Kant não adotou a posição dos empiristas e nem dos racionalistas em voga pois considerou a relação de causalidade como um dos modos ou categorias de funcionamento do pensamento. O que para ele significava que as carregamos em nós.

Não creio que seja necessário ir mais adiante na apresentação da filosofia kantiana para poder refutá-la. Resumidamente o idealismo transcendental,que é a denominação dada pelo próprio Kant ao seu sistema racionalista,tem como base a admissão do conhecimento a priori e a idéia de noumeno que é "a coisa em si" e que obviamente são idéias que não se coadunam com o empirismo.

Começando pelo que ele disse sobre o espaço,vemos que se trata de uma concepção bastante restrita. Para ele o espaço é o que contém e os objetos são o que está contido. Todavia,não é bem isso que a experiência nos mostra.Vejamos um exemplo:

Se eu tenho em minhas mãos um recipiente fechado,vazio e sem ar,isso significa também que eu tenho um espaço dentro desse recipiente o qual está aparentemente vazio. No entanto,o espaço dentro do recipiente está contido pelas paredes do mesmo e esse,por sua vez,está no espaço de um cômodo de uma casa sendo que tal espaço está contido pelas paredes desse cômodo e assim sucessivamente. Isso demonstra claramente que nossas idéias empíricas de espaço o caracterizam não apenas como contedor mas também como contido. Pensemos agora no espaço sideral que é a noção superlativa de espaço que a sensação ou sentido visual nos fornece. Vamos imaginar que tudo o que esse espaço contém seja removido. Será que dessa forma teremos uma ideia visual do que é um espaço vazio? Evidentemente a resposta é não porque ainda resta o negro que é alguma coisa perante o sentido da visão por ser sensação visual. Além disso, devido à ideia adquirida pelas vastas experiências de um espaço contedor e contido, cogitamos a possibilidade de que o espaço sideral possa estar contido em alguma outra coisa que desconhecemos o que não é uma superlativação extrapolativa desiderativa pois fundamenta-se na experiência.

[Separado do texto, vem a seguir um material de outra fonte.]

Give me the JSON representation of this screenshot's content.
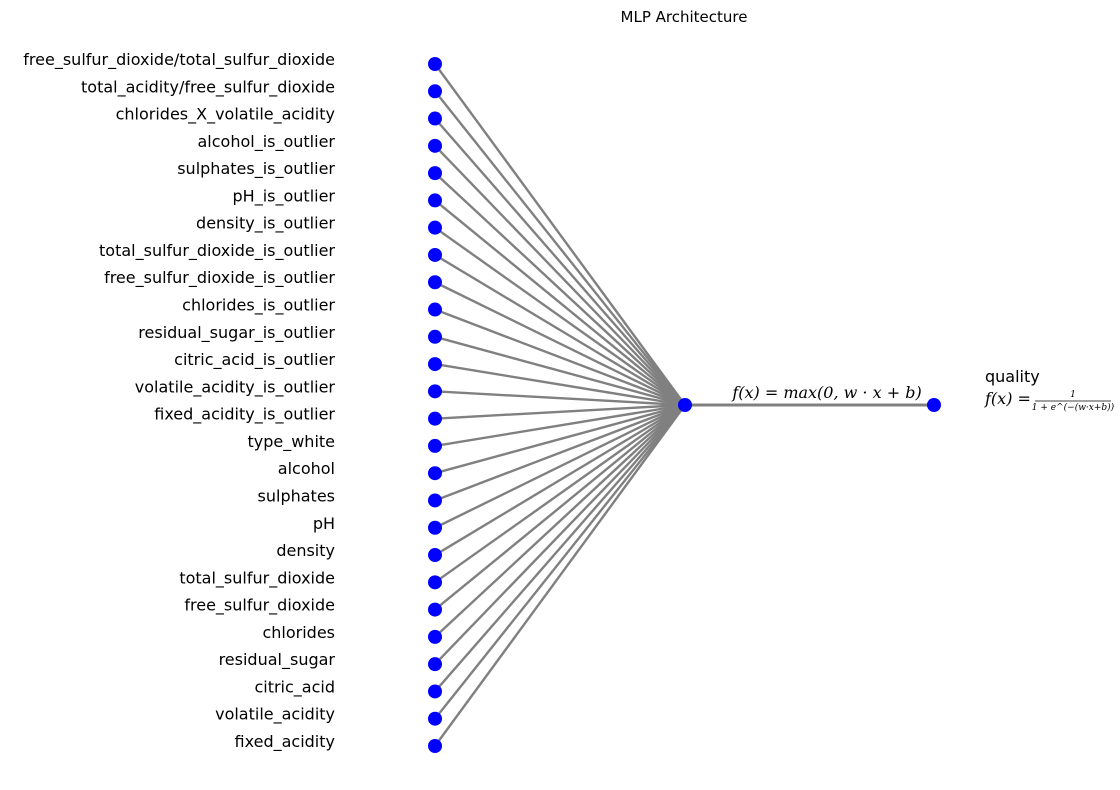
{
  "title": "MLP Architecture",
  "input_features": [
    "free_sulfur_dioxide/total_sulfur_dioxide",
    "total_acidity/free_sulfur_dioxide",
    "chlorides_X_volatile_acidity",
    "alcohol_is_outlier",
    "sulphates_is_outlier",
    "pH_is_outlier",
    "density_is_outlier",
    "total_sulfur_dioxide_is_outlier",
    "free_sulfur_dioxide_is_outlier",
    "chlorides_is_outlier",
    "residual_sugar_is_outlier",
    "citric_acid_is_outlier",
    "volatile_acidity_is_outlier",
    "fixed_acidity_is_outlier",
    "type_white",
    "alcohol",
    "sulphates",
    "pH",
    "density",
    "total_sulfur_dioxide",
    "free_sulfur_dioxide",
    "chlorides",
    "residual_sugar",
    "citric_acid",
    "volatile_acidity",
    "fixed_acidity"
  ],
  "hidden_activation": "f(x) = max(0, w · x + b)",
  "output": {
    "name": "quality",
    "activation_prefix": "f(x) =",
    "activation_numerator": "1",
    "activation_denominator": "1 + e^(−(w·x+b))"
  },
  "colors": {
    "node": "#0000ff",
    "edge": "#808080",
    "text": "#000000"
  }
}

Outro exemplo que demonstra que o conhecimento do espaço advém da experiência é aquele referente às pessoas que nunca enxergaram e que depois de muitos anos,em decorrência de alguma cirurgia,passaram a enxergar. Essas pessoas quando vêem pela primeira vez não têm noções de distância,profundidade, tamanho,etc que são noções espaciais e precisam aprender a tê-las. Aliás, é valido acrescentar que mesmo a noção de espaço de uma criança normal é diferente daquela que se adquire na idade adulta após inúmeras experiências. Por fim o que podemos dizer é que todo conhecimento e experiência iniciam-se com a sensação aqui entendida como o conjunto daquilo que é captado por todos os nossos sentidos como a sensação visual,a sensação tátil,olfativa,gustativa e auditiva. Então, quando temos sensação espacial já estamos tendo experiência.

No que concerne ao tempo, ao que tudo indica ,o entendimento de Kant tal qual o entendimento de Hume, baseava-se na concepção normativa que o divide em três momentos que sao o passado,o presente e o futuro e não numa concepção meramente empírica onde constatamos que a idéia de tempo é resultante das sensações genéricas de mudança,de repetição,de repetição na mudança e de mudança na repetição.

Hume não percebeu que quando concebemos a possibilidade,supostamente futurista de algum efeito decorrente de alguma causa,isso se deve ao fato de ter predominando em nós a sensação temporal de repetição em detrimento da sensação temporal de mudança. Portanto,o costume se deve à sensação de repetição mas a crença ferrenha na repetição denota uma compreensão incompleta da experiência temporal porque exclui a sensação de mudança que também é inerente à experiência.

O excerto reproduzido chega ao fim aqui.